Dáil debates

Tuesday, 10 May 2011

Jobs Initiative 2011: Statements

 

5:00 pm

Photo of Willie O'DeaWillie O'Dea (Limerick City, Fianna Fail)

The difficulty is whether this would create jobs. What is the linkage between this considerable expenditure from the Government, which is in straitened circumstances - that much we all accept - and job creation? Would the money not have been better spent on sectoral, targeted areas to create employment? I believe it would have been but there is no guarantee of it at present. The Minister will recall the efforts of the previous Labour Party Government in the United Kingdom which invested a vast amount of tax foregone on substantial reductions in VAT. It did not receive the concomitant response from the jobs market or from revenue yield and that Government finished up worse off than it started.

The method of funding leaves me bemused. Today, I heard the well-known authority, Eddie Hobbs, on the radio describing it as "theft Tuesday". He said it was bizarre. Basically, the position is that this country has an ageing population. The number of people over the age of 65 years is growing remarkably and it will have trebled during the course of this century. As there is absolutely no way the State can provide for these people, we must try to encourage them to provide for themselves. I recall Fine Gael spokesmen before the general election referring to the proposal included in the four year plan to reduce the payment of tax relief on pension contributions from the top rate to the standard rate of 20%. The word was that they had a better way and a much less painful way of dealing with the matter, by introducing a levy such as this. What are they now doing? They are doing both. When we take the double whammy of the sum of €900 million a year in the EU-IMF agreement and this levy, taking into account the cost of annuities and poor returns, I do not know how many will take out private pension plans from now on. The cost will fall back on taxpayers.

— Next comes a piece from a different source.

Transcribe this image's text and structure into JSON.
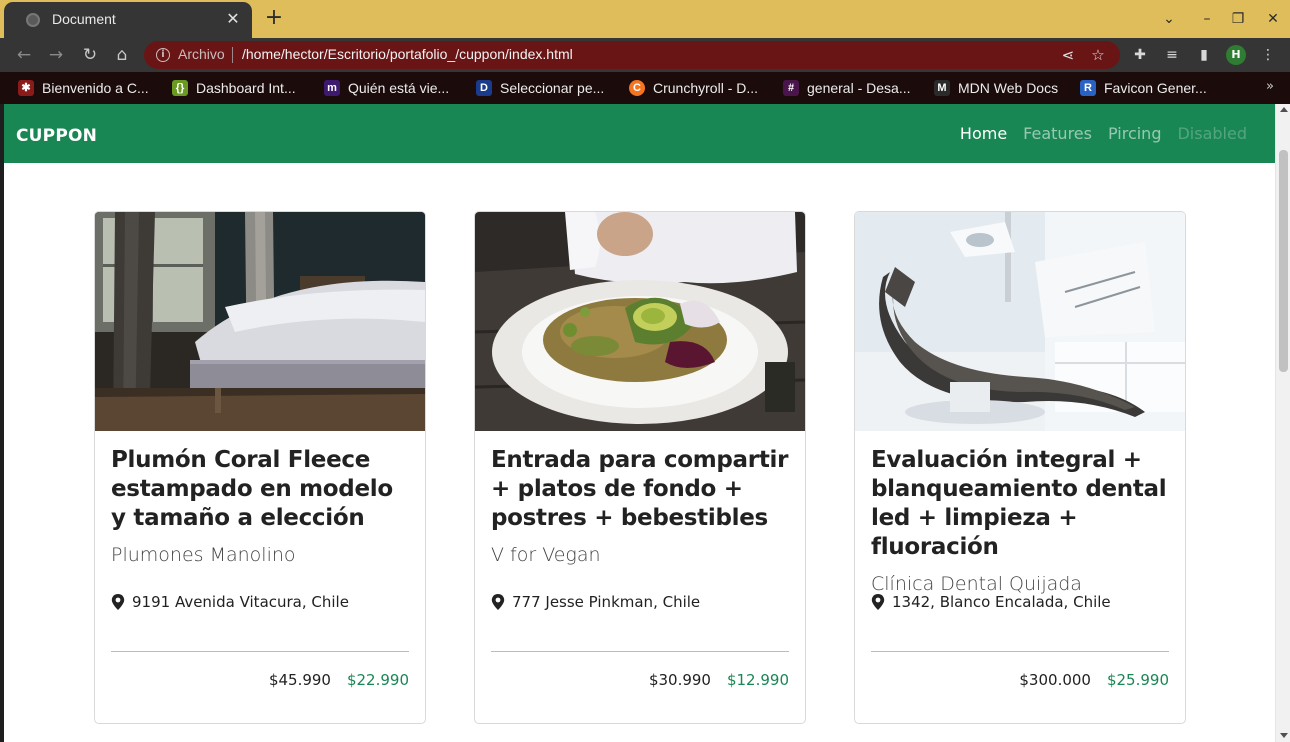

There is no doubt that 80% to 90% of private pension schemes are insolvent. This is, basically, a levy on funds held by insolvent organisations, the liabilities of which exceed their assets. It will mean - the Government is legislating to enable this to happen - that those participating in defined benefit schemes, elderly people, those living in very poor circumstances and on fixed incomes because indexation had to be got rid off owing to the collapse in the markets will see their pensions being reduced as a result. Many pension schemes, because they will be unable to meet the minimum funding requirements, will be forced to wind up. The losses crystallised at that point will fall on those who have contributed; they will receive no pensions and only get back only a fraction of what they have put in. It is very unfair.

Towards the end of his contribution the Minister mentioned there had been massive tax relief for pension contributions. That is true, to encourage people to provide for themselves, but tax relief was also available to public sector workers, as well as to those in the private sector. This arrangement is confined exclusively, apparently, to the private sector. If this is compensation for the tax relief given in the past, it should be spread equally across the board.

We have a practice whereby we tax economic activity arising from deposits which yield interest payments that we then tax. People save for pensions and we tax payments from these funds. However, this is the first time in history the capital is being targeted. Pensioners' savings are on a par with deposits. A line has been crossed. Does this mean the Government feels free, with its huge majority if it gives itself the power, to target savings? The principle is the same. Some of those who will suffer reduced pensions as a direct result of this measure are those who have lost their jobs and are relying on their reduced pensions. It is hardly fair. This is the biggest smash and grab raid since Nero got rid of half of Rome to build a pad for himself.

There are alternatives as pointed out by the pensions body which wrote to the Minister. He says he wants to meet it now; it is a shame he did not meet it before now. There are innovative alternatives that could give the Government access to the €72 billion in pension funds to create jobs in the economy, especially when credit is in such short supply. We are suffering a 14.5% unemployment rate. Behind the cold official statistics there is human misery, desolation and despair. I welcome any attempt by any Government of any hue to deal with that issue, but this is not even, to use Churchill's phrase, the end of the beginning. The Government is barely scratching the surface. There was once an election slogan, "A lot done, a lot more to do". The slogan tonight could be, "Very, very little done, an awful lot to do".